North Korea appears to have revealed details of two as-yet untested missile systems in its press coverage of a factory inspection by the country’s Supreme Leader Kim Jong-un.
Photographs released by KCNA state news agency to go with a report on Mr Kim’s visit to a facility at the Academy of Defence Sciences facility show wall charts describing the missiles, called Hwasong-13 and Pukguksong-3.
Hwasong-13 appears to be a three-stage ICBM (Inter Continental Ballistic Missile), while the chart showing Pukguksong-3, although largely obscured by officials, is an Submarine Launched Ballistic Missile (SLBM).
It’s not the first time that North Korea has “accidentally” left details of important developments in the background of photo-shoots, and this is seen by analysts as a means of showing off its military power or sending messages to its foes.
Timed to warn America
North Korea’s report of the visit appears to be deliberately timed, coming on the third day of the Ulchi Freedom Guardian military exercises involving South Korea and the United States, to which Pyongyang is vehemently opposed.
The timing and the content is critical. Speaking to South Korea’s JoongAng Ilbo newspaper, Shin Jong-woo of the Korea Defence and Security Forum said that North Korea “has a history of displaying actual weapons, or graphic designs of them, via state media in order to flaunt its military prowess to the world.”
According to KCNA, Kim Jong-un is said to have ordered scientists at the facility to produce more solid rocket fuel and warhead tips missiles, and these fit with the details displayed on the wall charts.
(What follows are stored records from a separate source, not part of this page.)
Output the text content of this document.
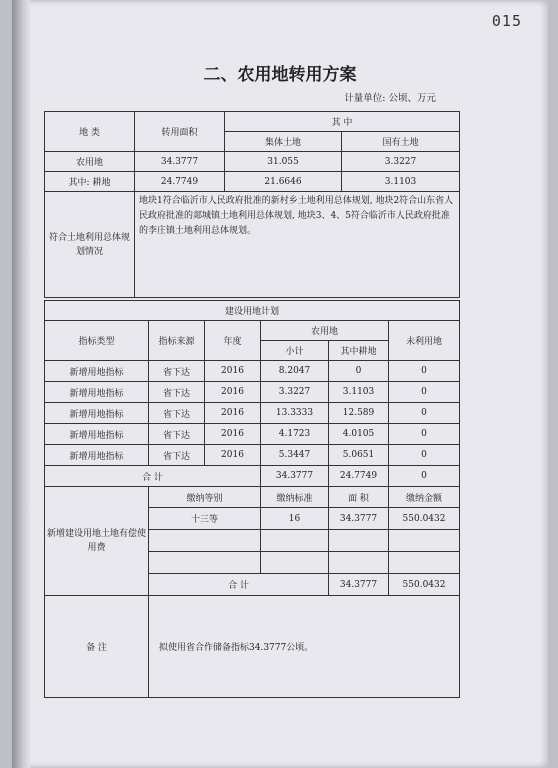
015
二、农用地转用方案
计量单位: 公顷、万元
地 类	转用面积	其 中	
		集体土地	国有土地
农用地	34.3777	31.055	3.3227
其中: 耕地	24.7749	21.6646	3.1103
符合土地利用总体规划情况	地块1符合临沂市人民政府批准的新村乡土地利用总体规划, 地块2符合山东省人民政府批准的郯城镇土地利用总体规划, 地块3、4、5符合临沂市人民政府批准的李庄镇土地利用总体规划。		
建设用地计划					
指标类型	指标来源	年度	农用地		未利用地
			小计	其中耕地	
新增用地指标	省下达	2016	8.2047	0	0
新增用地指标	省下达	2016	3.3227	3.1103	0
新增用地指标	省下达	2016	13.3333	12.589	0
新增用地指标	省下达	2016	4.1723	4.0105	0
新增用地指标	省下达	2016	5.3447	5.0651	0
合 计			34.3777	24.7749	0
新增建设用地土地有偿使用费	缴纳等别		缴纳标准	面 积	缴纳金额
	十三等		16	34.3777	550.0432

	合 计			34.3777	550.0432
备 注	拟使用省合作储备指标34.3777公顷。				
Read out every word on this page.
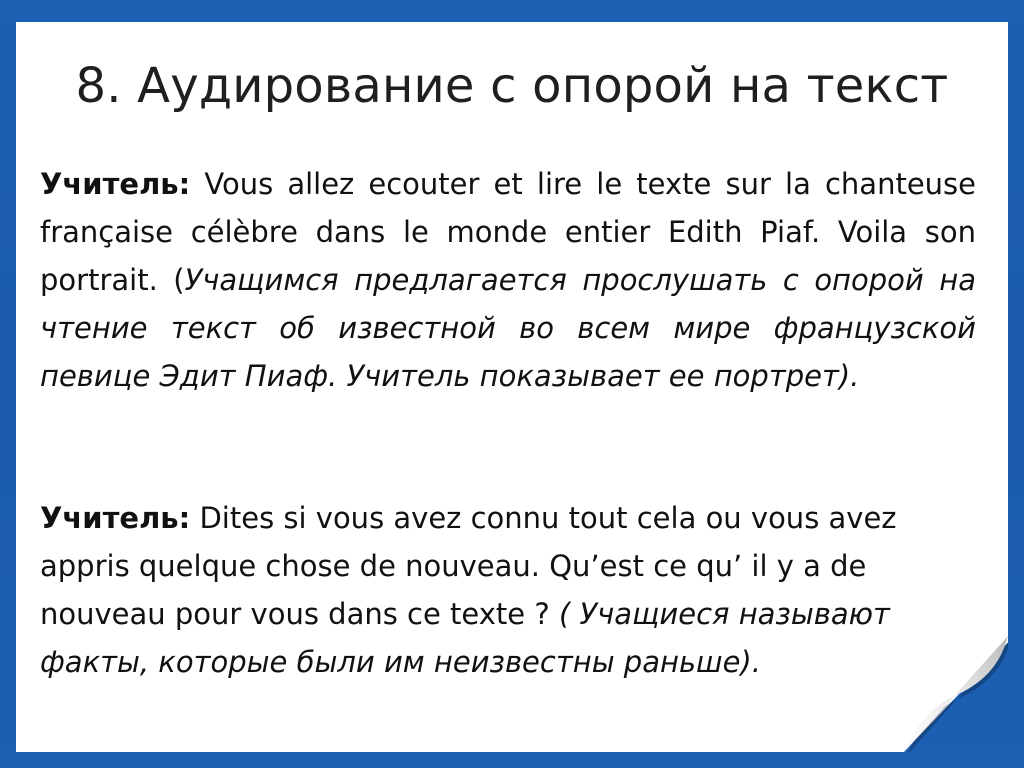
8. Аудирование с опорой на текст

Учитель: Vous allez ecouter et lire le texte sur la chanteuse française célèbre dans le monde entier Edith Piaf. Voila son portrait. (Учащимся предлагается прослушать с опорой на чтение текст об известной во всем мире французской певице Эдит Пиаф. Учитель показывает ее портрет).

Учитель: Dites si vous avez connu tout cela ou vous avez appris quelque chose de nouveau. Qu’est ce qu’ il y a de nouveau pour vous dans ce texte ? ( Учащиеся называют факты, которые были им неизвестны раньше).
Unlike the liquid-fuelled Hwasong-14 missile which North Korea tested in July, Hwasong-13 appears to be a three-stage solid fuel rocket; while the solid-fuelled Pukguksong-3 is a longer-range version of the Pukguksong-1 and -2 missiles which were tested in 2016.
Whether by mistake or as a ruse, it has happened before.
Two weeks ago, photos of Kim Jong-un planning a ballistic missile test in the direction of US Andersen Air Force Base on Guam also contained strategically-placed wall charts and and an ominous aerial view of the base itself.
The message here is clear. Pyongyang is telling Washington that American military power in the region is in their sights.
But it could all have been an “elaborate bluff,” Seoul’s Chosun Ilbo newspaper says.
The paper says that the aerial photo of the Guam base is six years old and publicly available on the Google Earth mapping service. North Korea has no facilities of its own to obtain satellite imagery.
Striking the US mainland
Pyongyang has used this intimidating tactic at a time of heightened tensions before – such is the cyclical nature of North Korean crises.
Kim Jong-un was photographed in March 2013 in a meeting with notepad-wielding generals after the region appeared on the brink of war following a North Korean nuclear test the previous month.
One of the charts, placed at a convenient angle for the camera, is titled “Plan to strike the US mainland”, with one of the missile plots terminating in Austin, Texas.
As an intimidation tactic though, the plan fell through – news of this threat was mostly met with mockery by Texan Twitter users, Washington Post reported at the time.
And as North Korea almost certainly did not have the technical capabilities to carry out such a strike, it would have been hard for it to carry the scheme through to completion even if it wanted to.
What Pyongyang doesn’t show
While accidentally- or purposely-placed maps and charts give North Korea-watchers clues to the messages that North Korea is trying to send to the outside world, it’s what Pyongyang doesn’t show in its news reporting that can be just as revealing.
The omission of MiG-29 fighter jets from coverage this year’s Air Force flight competition in June, an annual event given prominence due to Kim Jong-un’s presence, could show that UN sanctions are biting hard at least in some parts of the country’s military.
It’s thought that parts and fuel for the country’s most advanced jets are in short supply, and their disappearance from TV screens – which usually glory in the “invincible” strength of the armed forces – could mean that they are grounded, at least temporarily.
Communication in all its forms is tightly controlled by the government in Pyongyang, but sometimes the mask slips sufficiently to tell the world more than intended.